Palestine Center 6 December 2006
In its 6 December report, The Iraq Study Group made three important points regarding the Israeli-Palestinian conflict: 1) there is no military solution to the conflict; 2) UN Resolutions 242 and 338 and the principle of “land for peace” is the only way to achieve peace; 3) hold unconditional meetings to resume negotiations. The group also stressed the importance of an engaged U.S. administration in political negotiations based on a two-state solution.
While these recommendations are on target and the significance of the messenger should not be dismissed, the message is not new. Palestinians have long reiterated these points.
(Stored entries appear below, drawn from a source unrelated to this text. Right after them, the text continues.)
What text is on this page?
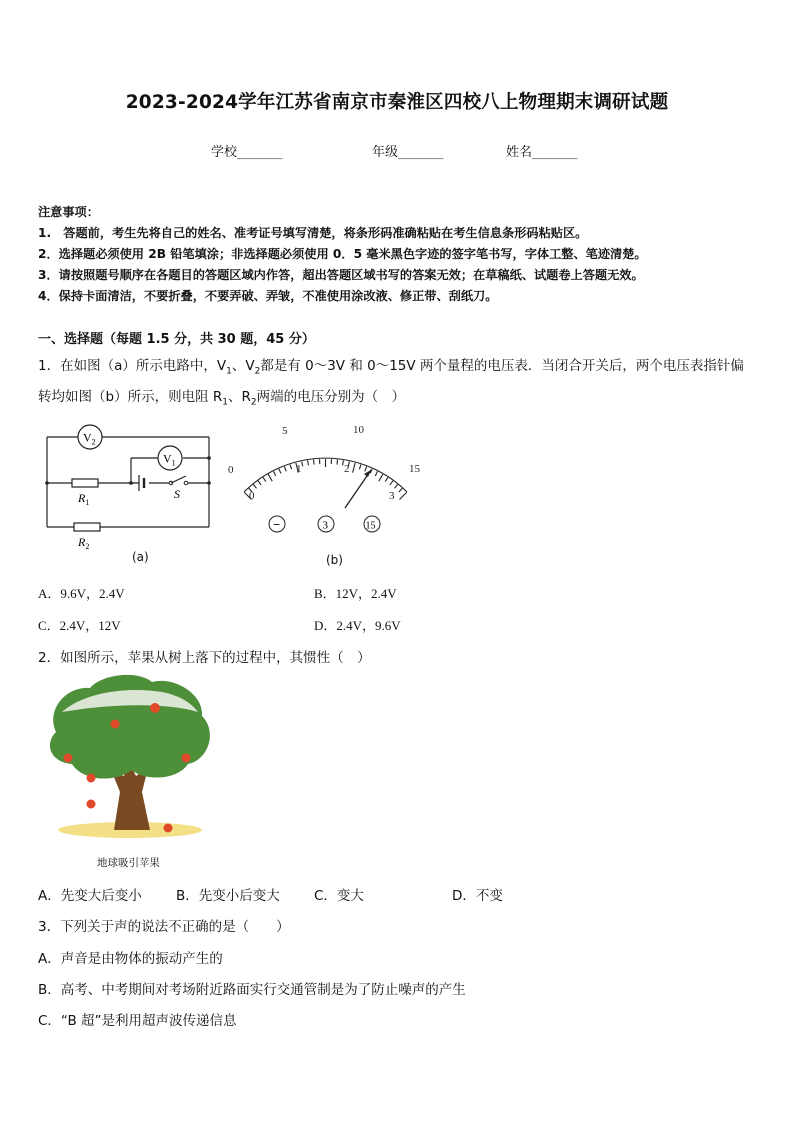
2023-2024学年江苏省南京市秦淮区四校八上物理期末调研试题
学校_______	年级_______	姓名_______
注意事项：
1.　答题前，考生先将自己的姓名、准考证号填写清楚，将条形码准确粘贴在考生信息条形码粘贴区。
2．选择题必须使用 2B 铅笔填涂；非选择题必须使用 0．5 毫米黑色字迹的签字笔书写，字体工整、笔迹清楚。
3．请按照题号顺序在各题目的答题区域内作答，超出答题区域书写的答案无效；在草稿纸、试题卷上答题无效。
4．保持卡面清洁，不要折叠，不要弄破、弄皱，不准使用涂改液、修正带、刮纸刀。
一、选择题（每题 1.5 分，共 30 题，45 分）
1．在如图（a）所示电路中，$V_1$、$V_2$都是有 0～3V 和 0～15V 两个量程的电压表．当闭合开关后，两个电压表指针偏
转均如图（b）所示，则电阻 $R_1$、$R_2$两端的电压分别为（　）
$V_2$
$V_1$
$R_1$
S
$R_2$
(a)
0
5	10
15
0
1	2
3
−	3	15
(b)
A．9.6V，2.4V	B．12V，2.4V
C．2.4V，12V	D．2.4V，9.6V
2．如图所示，苹果从树上落下的过程中，其惯性（　）
地球吸引苹果
A．先变大后变小	B．先变小后变大	C．变大	D．不变
3．下列关于声的说法不正确的是（　　）
A．声音是由物体的振动产生的
B．高考、中考期间对考场附近路面实行交通管制是为了防止噪声的产生
C．“B 超”是利用超声波传递信息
Palestinians have constantly pointed out that Israel’s military approach to the conflict is not the solution and any so-called military success-such as a cease-fire-is only temporary if it is void of a credible political process. The group points out that “the vast majority of the Israeli body politic is tired of being a nation perpetually at war,” but it should also be said that Palestinians are tired of being perpetually under occupation.
When the Palestinians agreed to peace talks with Israel in the early 1990s, it was based on a “land for peace” formula outlined in UN Resolutions 242 and 338 which addressed lands occupied in 1967. That compromise, recognizing Israel on 78 percent of historic Palestine, was justified with the belief that the international community would make sure that Palestinians would be left to enjoy a state of their own on 22 percent of their homeland and it would be a state in which they would fulfill and exercise the rights they had long been denied as an occupied people.
However, years of Israeli facts on the ground, such as the expansion of Jewish settlements, Jewish only bypass roads, the separation Wall in the West Bank and the almost complete isolation of East Jerusalem, and most importantly, Israel’s military approach toward Palestinians, has replaced the “land for peace” formula with a “peace for peace” strategy. To some, as evident from the large number of Palestinian civilian deaths documented by international human rights organizations, it seems Israel has adopted a “land for life” policy toward Palestinians.
For Palestinians, the urgency for the resumption of negotiations is a matter of having something to negotiate, mainly the issues which The Iraq Study Group points out-Jerusalem, borders and settlements — which are fast disappearing off the table.
Just as the group’s recommendations regarding Iraq will face challenges from ideologists, so will its recommendations regarding the Israeli-Palestinian conflict. However, the encouraging sign is in the messenger and the power of the bi-partisan messenger to influence US policy in the Middle East.
A change of course is needed in both Iraq and toward the Palestinians. A change in strategy on both fronts will serve first and foremost U.S. interests and those of the region.
Samar Assad is the Executive Director of The Palestine Center.